La cava di Philip è una grotta facilmente accessibile nella roccia con una vista gigantesca. Le pitture rupestri ci affascinano in particolare, poiché non sono semplicemente migliaia di anni, ma sembrano provenire da un altro mondo. Fino ad oggi, hanno superato il test del tempo, così che ora possiamo stare qui e ammirarle, anche se non ci sono recinzioni, vetri o custodi del museo a proteggerle. Sono semplicemente qui, in mezzo a una montagna e dipendono dal fatto che i pochi visitatori giornalieri le trattino con rispetto, non scrivano sopra o non le tocchino nemmeno.

Il nostro viaggio attraverso le montagne di Erongo ci porta al plateau di Erongo, poco prima della piccola città di Omaruru. Durante il nostro tragitto lungo le strade sterrate accidentate, che portano più a fondo nella riserva naturale, scorriamo due giraffe che non si lasciano disturbare mentre mangiano. Possiamo così osservare come questi animali lenti si nutrono lentamente delle foglie verdi degli alberi. Nonostante il loro motivo appariscente e le loro dimensioni impressionanti, le giraffe sembrano perfettamente mimetizzate nel loro ambiente naturale, tanto che notiamo solo dopo alcuni minuti una terza giraffa dietro un albero.

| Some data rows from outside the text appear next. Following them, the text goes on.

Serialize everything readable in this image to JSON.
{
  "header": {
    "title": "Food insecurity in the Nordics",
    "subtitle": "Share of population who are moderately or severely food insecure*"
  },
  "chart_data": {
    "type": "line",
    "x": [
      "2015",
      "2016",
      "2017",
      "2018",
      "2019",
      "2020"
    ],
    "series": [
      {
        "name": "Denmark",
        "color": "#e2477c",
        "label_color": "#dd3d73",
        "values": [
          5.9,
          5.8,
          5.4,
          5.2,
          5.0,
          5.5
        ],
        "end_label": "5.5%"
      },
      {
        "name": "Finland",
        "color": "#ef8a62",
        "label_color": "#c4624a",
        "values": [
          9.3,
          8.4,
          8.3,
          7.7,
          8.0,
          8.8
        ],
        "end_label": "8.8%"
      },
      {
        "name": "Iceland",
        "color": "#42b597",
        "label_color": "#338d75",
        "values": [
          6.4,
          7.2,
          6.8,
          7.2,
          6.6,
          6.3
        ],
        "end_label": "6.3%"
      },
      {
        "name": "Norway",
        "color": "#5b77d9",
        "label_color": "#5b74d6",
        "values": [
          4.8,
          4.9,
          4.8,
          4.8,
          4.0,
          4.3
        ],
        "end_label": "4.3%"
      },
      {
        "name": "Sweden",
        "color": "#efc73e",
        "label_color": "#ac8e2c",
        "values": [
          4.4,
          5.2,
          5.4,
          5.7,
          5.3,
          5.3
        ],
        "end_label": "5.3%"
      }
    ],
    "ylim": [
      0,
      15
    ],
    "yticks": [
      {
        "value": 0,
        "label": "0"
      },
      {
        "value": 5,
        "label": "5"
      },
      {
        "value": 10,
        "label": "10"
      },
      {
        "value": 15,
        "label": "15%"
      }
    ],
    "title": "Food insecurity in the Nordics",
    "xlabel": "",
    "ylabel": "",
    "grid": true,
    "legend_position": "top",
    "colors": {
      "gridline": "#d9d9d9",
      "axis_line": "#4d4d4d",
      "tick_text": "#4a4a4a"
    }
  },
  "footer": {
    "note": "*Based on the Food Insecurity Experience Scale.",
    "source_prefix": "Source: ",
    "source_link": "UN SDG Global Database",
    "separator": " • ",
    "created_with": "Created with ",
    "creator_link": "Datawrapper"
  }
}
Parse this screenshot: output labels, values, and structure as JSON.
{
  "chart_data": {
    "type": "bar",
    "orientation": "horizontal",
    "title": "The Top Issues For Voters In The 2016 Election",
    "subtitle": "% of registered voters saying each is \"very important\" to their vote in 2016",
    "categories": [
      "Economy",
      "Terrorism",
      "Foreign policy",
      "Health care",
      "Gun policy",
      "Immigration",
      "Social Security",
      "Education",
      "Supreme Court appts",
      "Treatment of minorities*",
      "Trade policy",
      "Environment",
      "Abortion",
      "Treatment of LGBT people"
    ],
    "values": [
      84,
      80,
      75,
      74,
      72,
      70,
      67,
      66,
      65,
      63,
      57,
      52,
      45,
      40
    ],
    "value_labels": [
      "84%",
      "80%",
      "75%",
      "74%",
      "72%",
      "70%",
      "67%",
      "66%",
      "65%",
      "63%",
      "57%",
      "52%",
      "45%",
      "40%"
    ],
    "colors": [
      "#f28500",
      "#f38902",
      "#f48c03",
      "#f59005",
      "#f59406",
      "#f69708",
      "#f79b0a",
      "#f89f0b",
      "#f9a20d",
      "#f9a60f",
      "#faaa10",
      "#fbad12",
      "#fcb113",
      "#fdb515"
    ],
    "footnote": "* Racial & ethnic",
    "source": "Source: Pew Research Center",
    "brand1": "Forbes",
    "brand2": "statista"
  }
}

L'ultimo tratto verso il nostro prossimo campeggio sul plateau di Erongo ci porta su una pista avventurosa e rocciosa che sale lungo la montagna. Con 10 km/h ci muoviamo a stento e siamo felici di essere finalmente arrivati in cima dopo un'ora. Qui fa ancora più caldo che altrove, ben 40°C. Ogni movimento fa sudare, quindi l'ombra è l'unica possibilità di sopravvivere alle ultime ore del pomeriggio caldo. Come in molti campeggi, qui c'è una pozza d'acqua per attirare gli animali. Qui scopriamo un piccolo gruppo di antilopi Kudu femminili (riconoscibili per l'assenza di corna), che sono facilmente osservabili con il nostro binocolo. Dietro di loro il sole tramonta lentamente e crea tonalità calde e rosso scuro sulla paesaggi montagnoso.